Bepaalt dat deze straf niet ten uitvoer gelegd zal worden, tenzij later anders wordt gelast.
Stelt daarbij een proeftijd van 2 (twee) jaren vast.
De tenuitvoerlegging kan worden bevolen als de veroordeelde zich voor het einde van de proeftijd schuldig maakt aan een strafbaar feit.
Veroordeelt verdachte tot een taakstraf van
100 (honderd) uren, met bevel, voor het geval dat de verdachte de taakstraf niet naar behoren heeft verricht, dat vervangende hechtenis zal worden toegepast van 50 (vijftig) dagen.
Ontzegt verdachte de bevoegdheid motorrijtuigen te besturen voor de tijd van
6 (zes) maanden.
Bepaalt dat de duur van deze ontzegging wordt verminderd met de tijd gedurende welke het rijbewijs vóór het tijdstip waarop de straf ingaat, ingevorderd en ingehouden is geweest.
Beveelt dat een gedeelte, groot 3 (drie) maanden van deze bijkomende straf niet tenuitvoergelegd zal worden, tenzij later anders wordt gelast.
Stelt daarbij een proeftijd van 2 (twee) jaren vast.
De tenuitvoerlegging kan worden gelast indien veroordeelde zich voor het einde van de proeftijd aan een strafbaar feit schuldig maakt.
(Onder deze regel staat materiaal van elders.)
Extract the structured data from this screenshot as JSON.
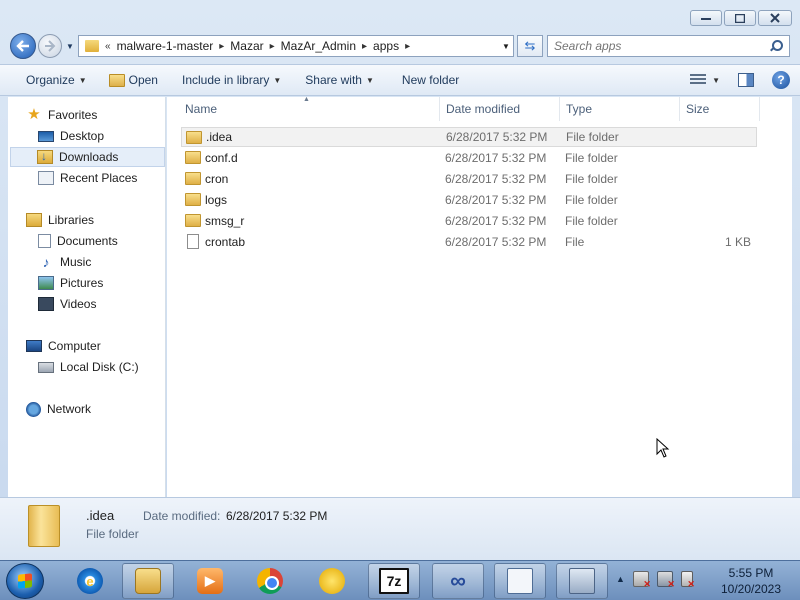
{
  "address": {
    "crumbs": [
      "malware-1-master",
      "Mazar",
      "MazAr_Admin",
      "apps"
    ],
    "overflow": "«"
  },
  "search": {
    "placeholder": "Search apps"
  },
  "toolbar": {
    "organize": "Organize",
    "open": "Open",
    "include_in_library": "Include in library",
    "share_with": "Share with",
    "new_folder": "New folder"
  },
  "navpane": {
    "favorites": "Favorites",
    "desktop": "Desktop",
    "downloads": "Downloads",
    "recent_places": "Recent Places",
    "libraries": "Libraries",
    "documents": "Documents",
    "music": "Music",
    "pictures": "Pictures",
    "videos": "Videos",
    "computer": "Computer",
    "local_disk": "Local Disk (C:)",
    "network": "Network"
  },
  "columns": {
    "name": "Name",
    "date_modified": "Date modified",
    "type": "Type",
    "size": "Size"
  },
  "files": [
    {
      "name": ".idea",
      "date": "6/28/2017 5:32 PM",
      "type": "File folder",
      "size": "",
      "icon": "folder-icon"
    },
    {
      "name": "conf.d",
      "date": "6/28/2017 5:32 PM",
      "type": "File folder",
      "size": "",
      "icon": "folder-icon"
    },
    {
      "name": "cron",
      "date": "6/28/2017 5:32 PM",
      "type": "File folder",
      "size": "",
      "icon": "folder-icon"
    },
    {
      "name": "logs",
      "date": "6/28/2017 5:32 PM",
      "type": "File folder",
      "size": "",
      "icon": "folder-icon"
    },
    {
      "name": "smsg_r",
      "date": "6/28/2017 5:32 PM",
      "type": "File folder",
      "size": "",
      "icon": "folder-icon"
    },
    {
      "name": "crontab",
      "date": "6/28/2017 5:32 PM",
      "type": "File",
      "size": "1 KB",
      "icon": "file-icon"
    }
  ],
  "details": {
    "name": ".idea",
    "type": "File folder",
    "date_label": "Date modified:",
    "date_value": "6/28/2017 5:32 PM"
  },
  "taskbar": {
    "time": "5:55 PM",
    "date": "10/20/2023"
  },
  "colors": {
    "accent": "#2b6cc4",
    "selection": "#e5eef9",
    "taskbar": "#7fa0c9"
  }
}
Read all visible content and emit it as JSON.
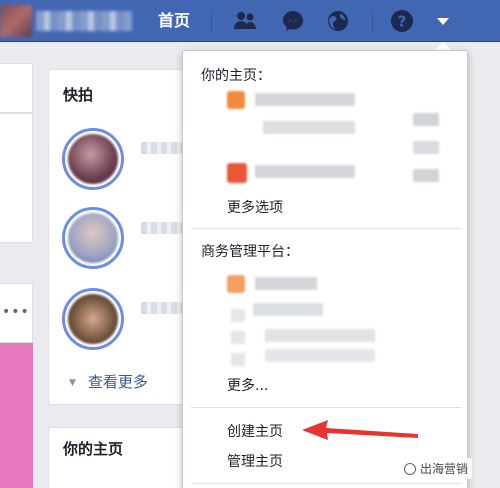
{
  "colors": {
    "brand": "#4267b2",
    "link": "#365899",
    "annotation": "#e8332f"
  },
  "header": {
    "home_label": "首页",
    "icons": [
      "friends-icon",
      "messenger-icon",
      "globe-icon",
      "help-icon",
      "dropdown-caret-icon"
    ]
  },
  "sidebar": {
    "snapshots_title": "快拍",
    "see_more_label": "查看更多",
    "your_pages_title": "你的主页"
  },
  "dropdown": {
    "your_pages_title": "你的主页：",
    "more_options_label": "更多选项",
    "business_title": "商务管理平台：",
    "more_truncated_label": "更多...",
    "create_page_label": "创建主页",
    "manage_pages_label": "管理主页"
  },
  "watermark": {
    "text": "出海营销"
  }
}
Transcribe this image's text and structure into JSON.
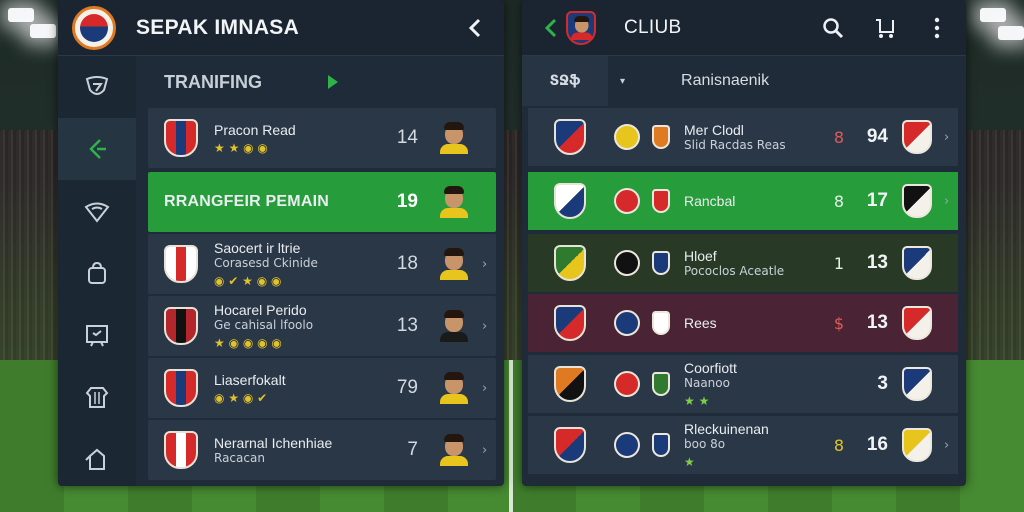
{
  "colors": {
    "accent_green": "#269c3b",
    "panel_bg": "#1f2b38",
    "row_bg": "#2a3746",
    "dark_green_row": "#283a25",
    "maroon_row": "#4a2434",
    "play_green": "#2fb24a"
  },
  "left": {
    "title": "SEPAK IMNASA",
    "back_icon": "chevron-left-icon",
    "sidebar_icons": [
      "shield-icon",
      "tactics-icon",
      "badge-icon",
      "bag-icon",
      "board-icon",
      "jersey-icon",
      "flag-icon"
    ],
    "subheader": "TRANIFING",
    "rows": [
      {
        "name": "Pracon Read",
        "sub": "",
        "icons": "★ ★ ◉ ◉",
        "number": "14",
        "style": "normal",
        "crest": [
          "#d62a2a",
          "#1b3a7a"
        ],
        "shirt": "#e7c51c",
        "chevron": ""
      },
      {
        "name": "RRANGFEIR PEMAIN",
        "sub": "",
        "icons": "",
        "number": "19",
        "style": "green",
        "crest": [],
        "shirt": "#e7c51c",
        "chevron": ""
      },
      {
        "name": "Saocert ir ltrie",
        "sub": "Corasesd Ckinide",
        "icons": "◉ ✔ ★ ◉ ◉",
        "number": "18",
        "style": "normal",
        "crest": [
          "#ffffff",
          "#d62a2a"
        ],
        "shirt": "#e7c51c",
        "chevron": "›"
      },
      {
        "name": "Hocarel Perido",
        "sub": "Ge cahisal lfoolo",
        "icons": "★ ◉ ◉ ◉ ◉",
        "number": "13",
        "style": "normal",
        "crest": [
          "#b3262b",
          "#111111"
        ],
        "shirt": "#1a1a1a",
        "chevron": "›"
      },
      {
        "name": "Liaserfokalt",
        "sub": "",
        "icons": "◉ ★ ◉ ✔",
        "number": "79",
        "style": "normal",
        "crest": [
          "#d62a2a",
          "#1b3a7a"
        ],
        "shirt": "#e7c51c",
        "chevron": "›"
      },
      {
        "name": "Nerarnal Ichenhiae",
        "sub": "Racacan",
        "icons": "",
        "number": "7",
        "style": "normal",
        "crest": [
          "#d62a2a",
          "#ffffff"
        ],
        "shirt": "#e7c51c",
        "chevron": "›"
      }
    ]
  },
  "right": {
    "title": "CLIUB",
    "back_icon": "chevron-left-icon",
    "search_icon": "search-icon",
    "cart_icon": "cart-icon",
    "menu_icon": "more-vertical-icon",
    "tab_label": "ՏՋֆ",
    "caret": "▾",
    "subheader": "Ranisnaenik",
    "rows": [
      {
        "name": "Mer Clodl",
        "sub": "Slid Racdas Reas",
        "icons": "",
        "stat": "8",
        "number": "94",
        "style": "normal",
        "chevron": "›"
      },
      {
        "name": "Rancbal",
        "sub": "",
        "icons": "",
        "stat": "8",
        "number": "17",
        "style": "green",
        "chevron": "›"
      },
      {
        "name": "Hloef",
        "sub": "Pococlos Aceatle",
        "icons": "",
        "stat": "1",
        "number": "13",
        "style": "darkgreen",
        "chevron": ""
      },
      {
        "name": "Rees",
        "sub": "",
        "icons": "",
        "stat": "$",
        "number": "13",
        "style": "maroon",
        "chevron": ""
      },
      {
        "name": "Coorfiott",
        "sub": "Naanoo",
        "icons": "★ ★",
        "stat": "",
        "number": "3",
        "style": "normal",
        "chevron": ""
      },
      {
        "name": "Rleckuinenan",
        "sub": "boo 8o",
        "icons": "★",
        "stat": "8",
        "number": "16",
        "style": "normal",
        "chevron": "›"
      }
    ]
  }
}
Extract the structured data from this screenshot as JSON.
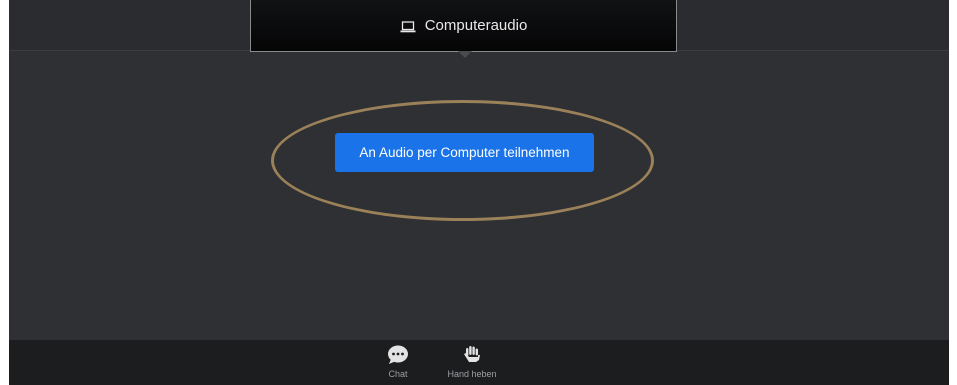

Dit vonnis is gewezen door
mr. R.A. Overbosch, voorzitter,
mrs. J. Thomas en B.C. Langendoen, rechters,
in tegenwoordigheid van mr. D. West, griffier,
en uitgesproken op de openbare terechtzitting van deze rechtbank van 17 oktober 2024.
[...]

Voetnoten

1.Zie onder meer de arresten van de Hoge Raad van 1 juni 2004, LJN AO5822 en van 29 april 2008, LJN BD0544.